In my heart I know Adande is right; the problem is not the dancer but the dance, and until radical interventions in the structure of our politics take place and effect, corruption and complicity will quash authentic populism and its prospective candidates. And then there are those “I’m not a role model” Nike commercials that put Barkley on the pop culture map back in 1993. That slogan, however cleverly concocted by Nike and however genuinely exemplified by Barkley, is the antithesis of what US culture demands of its political candidates. These faux- role models, Democrat or Republican, must parrot devotion to American military hegemony, parade around more-or-less conventional spouses and children, and, of course, profess faith in God (preferably in an explicitly Protestant one). Charles Barkley expresses scorn for athletes who “thank God” for sports victories; moreover, he writes in his 2002 book (with Michael Wilbon) I May Be Wrong, But I Doubt It, “it’s just wrong, in my opinion, to act as if your religion is more important than somebody else’s” (210). God doesn’t have a favorite team, he insists, and it’s a small leap to conclude from there that God doesn’t exclusively bless America, either.

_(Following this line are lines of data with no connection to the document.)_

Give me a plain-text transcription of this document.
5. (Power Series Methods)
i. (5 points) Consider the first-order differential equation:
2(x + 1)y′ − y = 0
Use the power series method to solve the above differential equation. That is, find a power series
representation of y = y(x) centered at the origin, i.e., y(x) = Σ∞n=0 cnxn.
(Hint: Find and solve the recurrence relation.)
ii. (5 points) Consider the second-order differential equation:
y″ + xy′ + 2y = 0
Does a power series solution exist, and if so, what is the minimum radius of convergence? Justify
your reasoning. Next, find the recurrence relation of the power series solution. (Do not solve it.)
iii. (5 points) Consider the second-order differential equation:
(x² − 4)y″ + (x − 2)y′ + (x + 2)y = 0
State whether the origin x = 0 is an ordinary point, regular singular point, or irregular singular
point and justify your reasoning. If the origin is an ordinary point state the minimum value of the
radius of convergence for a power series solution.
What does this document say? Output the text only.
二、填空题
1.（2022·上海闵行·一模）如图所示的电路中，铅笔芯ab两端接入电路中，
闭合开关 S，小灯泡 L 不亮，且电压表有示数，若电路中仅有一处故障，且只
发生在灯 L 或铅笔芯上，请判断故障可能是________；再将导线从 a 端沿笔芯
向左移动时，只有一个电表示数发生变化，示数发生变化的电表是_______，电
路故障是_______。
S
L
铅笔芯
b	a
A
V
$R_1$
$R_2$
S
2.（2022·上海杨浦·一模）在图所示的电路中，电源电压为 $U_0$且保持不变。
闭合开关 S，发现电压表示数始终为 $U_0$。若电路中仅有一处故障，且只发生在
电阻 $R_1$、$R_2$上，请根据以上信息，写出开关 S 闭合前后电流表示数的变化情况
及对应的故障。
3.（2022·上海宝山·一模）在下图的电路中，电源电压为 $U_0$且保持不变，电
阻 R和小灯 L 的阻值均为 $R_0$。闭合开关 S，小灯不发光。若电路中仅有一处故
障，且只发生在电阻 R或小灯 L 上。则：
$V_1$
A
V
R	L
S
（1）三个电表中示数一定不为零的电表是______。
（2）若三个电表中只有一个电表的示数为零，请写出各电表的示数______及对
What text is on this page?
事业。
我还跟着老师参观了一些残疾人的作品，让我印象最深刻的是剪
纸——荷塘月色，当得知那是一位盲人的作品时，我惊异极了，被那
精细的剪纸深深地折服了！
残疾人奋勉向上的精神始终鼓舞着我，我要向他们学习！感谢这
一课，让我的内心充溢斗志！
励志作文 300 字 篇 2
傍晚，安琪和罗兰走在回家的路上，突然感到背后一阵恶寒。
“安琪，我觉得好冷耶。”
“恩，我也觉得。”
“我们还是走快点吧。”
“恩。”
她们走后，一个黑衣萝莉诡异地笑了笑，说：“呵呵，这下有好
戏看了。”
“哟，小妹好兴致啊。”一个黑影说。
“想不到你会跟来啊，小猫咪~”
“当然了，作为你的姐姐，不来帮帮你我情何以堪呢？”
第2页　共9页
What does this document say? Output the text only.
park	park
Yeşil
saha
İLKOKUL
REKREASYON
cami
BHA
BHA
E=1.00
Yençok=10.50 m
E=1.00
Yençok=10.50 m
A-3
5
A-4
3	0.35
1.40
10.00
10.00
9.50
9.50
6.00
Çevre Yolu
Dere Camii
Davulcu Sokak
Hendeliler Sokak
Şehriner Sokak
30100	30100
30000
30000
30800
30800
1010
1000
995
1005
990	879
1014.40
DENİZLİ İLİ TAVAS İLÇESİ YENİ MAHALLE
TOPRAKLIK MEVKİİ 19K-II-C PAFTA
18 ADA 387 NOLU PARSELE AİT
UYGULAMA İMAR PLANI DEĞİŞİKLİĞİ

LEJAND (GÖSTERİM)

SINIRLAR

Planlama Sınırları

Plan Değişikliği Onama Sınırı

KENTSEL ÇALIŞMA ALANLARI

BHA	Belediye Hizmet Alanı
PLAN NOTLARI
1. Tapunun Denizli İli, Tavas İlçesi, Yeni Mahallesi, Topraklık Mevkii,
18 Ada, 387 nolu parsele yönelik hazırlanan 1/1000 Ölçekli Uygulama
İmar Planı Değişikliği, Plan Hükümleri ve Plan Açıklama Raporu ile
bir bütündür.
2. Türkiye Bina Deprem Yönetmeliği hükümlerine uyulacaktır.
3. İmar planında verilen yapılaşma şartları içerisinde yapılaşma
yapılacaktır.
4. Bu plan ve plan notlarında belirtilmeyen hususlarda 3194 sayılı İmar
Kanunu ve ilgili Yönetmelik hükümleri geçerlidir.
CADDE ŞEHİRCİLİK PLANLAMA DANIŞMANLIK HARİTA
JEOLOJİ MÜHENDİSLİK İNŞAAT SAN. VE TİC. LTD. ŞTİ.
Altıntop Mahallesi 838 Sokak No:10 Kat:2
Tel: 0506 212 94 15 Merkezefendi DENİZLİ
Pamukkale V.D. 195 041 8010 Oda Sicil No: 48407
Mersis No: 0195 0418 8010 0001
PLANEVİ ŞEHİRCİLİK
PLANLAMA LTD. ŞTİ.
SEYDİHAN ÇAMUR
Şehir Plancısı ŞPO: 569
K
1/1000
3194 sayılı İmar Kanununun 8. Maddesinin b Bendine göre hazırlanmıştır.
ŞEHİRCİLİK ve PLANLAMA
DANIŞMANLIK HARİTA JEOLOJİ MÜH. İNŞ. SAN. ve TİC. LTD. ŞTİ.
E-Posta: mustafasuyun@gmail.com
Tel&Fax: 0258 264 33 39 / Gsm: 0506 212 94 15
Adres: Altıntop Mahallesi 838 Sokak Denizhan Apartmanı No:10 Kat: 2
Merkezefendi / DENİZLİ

To echo Adande, then, the very qualities that make us value Charles Barkley as a fellow citizen probably make him unviable as a political candidate, whether governor of Alabama or president of the United States. I doubt that Schwarzenegger’s malapropisms count as candor, but Ventura, too, scoffed organized religion and engaged in his share of outrageous stunts. But these novelty politicians were elected as just that – novelties – and their policies are and were as unconcerned with the crisis of inequality as those of their conventional counterparts. The “C-word” remains Kryptonite to these would-be superheroes, but not to Sir Charles Barkley, still the anti-role-model, and still one of the very few popular culture icons unafraid to talk explicitly about class, race, and poverty. As a socialist, I am sadly accustomed to making futile gestures. Nevertheless, I wholeheartedly endorse Charles Barkley for President of the United States.
Special thanks to J.A. Adande for sharing his time and thoughts.